Rupan Deol Bajaj had gone for a dinner party that she was invited to with her husband. She was sitting with all the ladies in the party and talking with them when K.P.S Gill came and sat in a chair among the ladies. When a few women left the circle and went inside the house, K.P.S Gill called her and asked her to sit on the chair next to him. When she got up and came to sit, K.P.S Gill pulled the chair towards him. He repeated this again which made Rupan Deol Bajaj uncomfortable and thus, went back to her chair. Subsequently, K.P.S Gill got up and stood in front of her chair and was very close to her. He made a gesture to her asking her to get up and come with him. This offended Rupan Deol Bajaj who then reprimanded K.P.S Gill and got up to walk out from the place. He then slapped on her posterior when she turned.

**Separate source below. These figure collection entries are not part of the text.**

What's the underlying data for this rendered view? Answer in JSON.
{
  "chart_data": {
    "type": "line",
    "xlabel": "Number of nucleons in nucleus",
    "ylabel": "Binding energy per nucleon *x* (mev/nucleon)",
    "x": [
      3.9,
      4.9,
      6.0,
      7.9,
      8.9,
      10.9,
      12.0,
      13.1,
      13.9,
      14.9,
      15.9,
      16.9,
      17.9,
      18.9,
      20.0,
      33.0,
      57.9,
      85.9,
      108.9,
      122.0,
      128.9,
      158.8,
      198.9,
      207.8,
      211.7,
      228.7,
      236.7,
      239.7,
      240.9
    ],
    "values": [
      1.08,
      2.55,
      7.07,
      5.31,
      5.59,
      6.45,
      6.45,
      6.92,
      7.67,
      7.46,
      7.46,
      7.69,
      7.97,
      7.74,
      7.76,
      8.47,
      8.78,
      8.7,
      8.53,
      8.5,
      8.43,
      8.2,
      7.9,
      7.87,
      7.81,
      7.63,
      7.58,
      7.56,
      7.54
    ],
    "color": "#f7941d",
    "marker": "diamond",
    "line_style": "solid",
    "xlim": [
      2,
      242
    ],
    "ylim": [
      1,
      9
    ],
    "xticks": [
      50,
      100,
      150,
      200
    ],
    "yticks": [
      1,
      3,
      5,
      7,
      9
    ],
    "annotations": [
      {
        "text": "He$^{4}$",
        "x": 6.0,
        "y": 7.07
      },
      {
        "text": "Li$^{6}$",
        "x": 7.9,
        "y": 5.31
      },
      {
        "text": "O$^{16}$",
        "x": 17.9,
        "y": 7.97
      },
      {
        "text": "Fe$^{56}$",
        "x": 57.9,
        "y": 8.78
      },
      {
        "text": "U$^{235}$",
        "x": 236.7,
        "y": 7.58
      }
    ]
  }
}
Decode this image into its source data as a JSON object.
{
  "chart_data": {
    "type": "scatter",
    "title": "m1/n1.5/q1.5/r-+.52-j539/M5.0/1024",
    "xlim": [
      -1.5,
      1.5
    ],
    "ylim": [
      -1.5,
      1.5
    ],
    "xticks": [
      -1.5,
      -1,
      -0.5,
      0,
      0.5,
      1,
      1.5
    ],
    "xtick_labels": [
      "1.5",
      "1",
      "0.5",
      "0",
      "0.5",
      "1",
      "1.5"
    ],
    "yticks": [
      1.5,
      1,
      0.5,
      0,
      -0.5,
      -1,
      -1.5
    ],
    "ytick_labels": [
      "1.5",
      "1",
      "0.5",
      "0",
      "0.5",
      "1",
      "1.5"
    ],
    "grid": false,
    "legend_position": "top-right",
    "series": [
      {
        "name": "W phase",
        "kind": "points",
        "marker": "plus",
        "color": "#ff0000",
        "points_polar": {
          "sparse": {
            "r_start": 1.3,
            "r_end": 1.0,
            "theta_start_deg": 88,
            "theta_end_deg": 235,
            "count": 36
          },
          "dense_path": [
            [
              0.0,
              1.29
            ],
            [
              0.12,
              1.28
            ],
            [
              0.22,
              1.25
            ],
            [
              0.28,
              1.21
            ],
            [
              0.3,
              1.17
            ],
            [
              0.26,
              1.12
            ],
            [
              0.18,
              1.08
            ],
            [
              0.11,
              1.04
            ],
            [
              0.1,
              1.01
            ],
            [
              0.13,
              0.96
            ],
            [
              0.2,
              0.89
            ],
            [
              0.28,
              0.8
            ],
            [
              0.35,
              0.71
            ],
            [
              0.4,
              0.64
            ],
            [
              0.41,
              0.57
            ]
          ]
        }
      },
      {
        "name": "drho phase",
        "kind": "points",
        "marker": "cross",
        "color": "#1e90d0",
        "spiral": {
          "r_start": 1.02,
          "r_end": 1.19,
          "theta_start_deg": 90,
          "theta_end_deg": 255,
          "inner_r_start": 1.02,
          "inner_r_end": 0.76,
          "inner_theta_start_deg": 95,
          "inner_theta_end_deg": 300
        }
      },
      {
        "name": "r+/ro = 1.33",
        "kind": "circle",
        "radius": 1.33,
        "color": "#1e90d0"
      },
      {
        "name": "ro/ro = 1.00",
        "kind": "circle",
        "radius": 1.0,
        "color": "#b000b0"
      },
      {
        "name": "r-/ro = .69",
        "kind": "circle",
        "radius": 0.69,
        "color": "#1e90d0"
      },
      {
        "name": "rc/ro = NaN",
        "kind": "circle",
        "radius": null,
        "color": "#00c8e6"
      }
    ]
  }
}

Whether K.P.S Gill had the mens rea to outrage the modesty of Rupan Deol Bajaj?
Whether slapping a woman on the posterior can be considered to be harm too trivial to count as an offence?
Section 354 IPC, Section 95 IPC.
State of Punjab v. Major Singh: It was held that societal standards must be used to determine if modesty of a woman is outraged. It was also held that a woman possesses the attribute of modesty right from her birth by virtue of her sex.
The Court, after relying on the State of Punjab v. Major Singh case, held that the ultimate test for determining if modesty of a woman is outraged is that it must have the capacity to shock the “decency of a woman”. Moreover, the Court observed that since there was nothing at all to show that the act was an accident or a mistake, K.P.S Gill would at least have the knowledge, if not intention, that slapping a woman on the posterior is indecent and has the capacity to offend modesty.
Coming to the argument about whether the harm was too trivial to count as an offence, the Court pointed out that the sense of mental trauma and violation that the woman had to endure cannot and should not be considered to be of a too trivial nature.
Since modesty of the woman was shown to be outraged under section 354 IPC, and harm caused was serious enough to be considered as an offence, the appeal was allowed.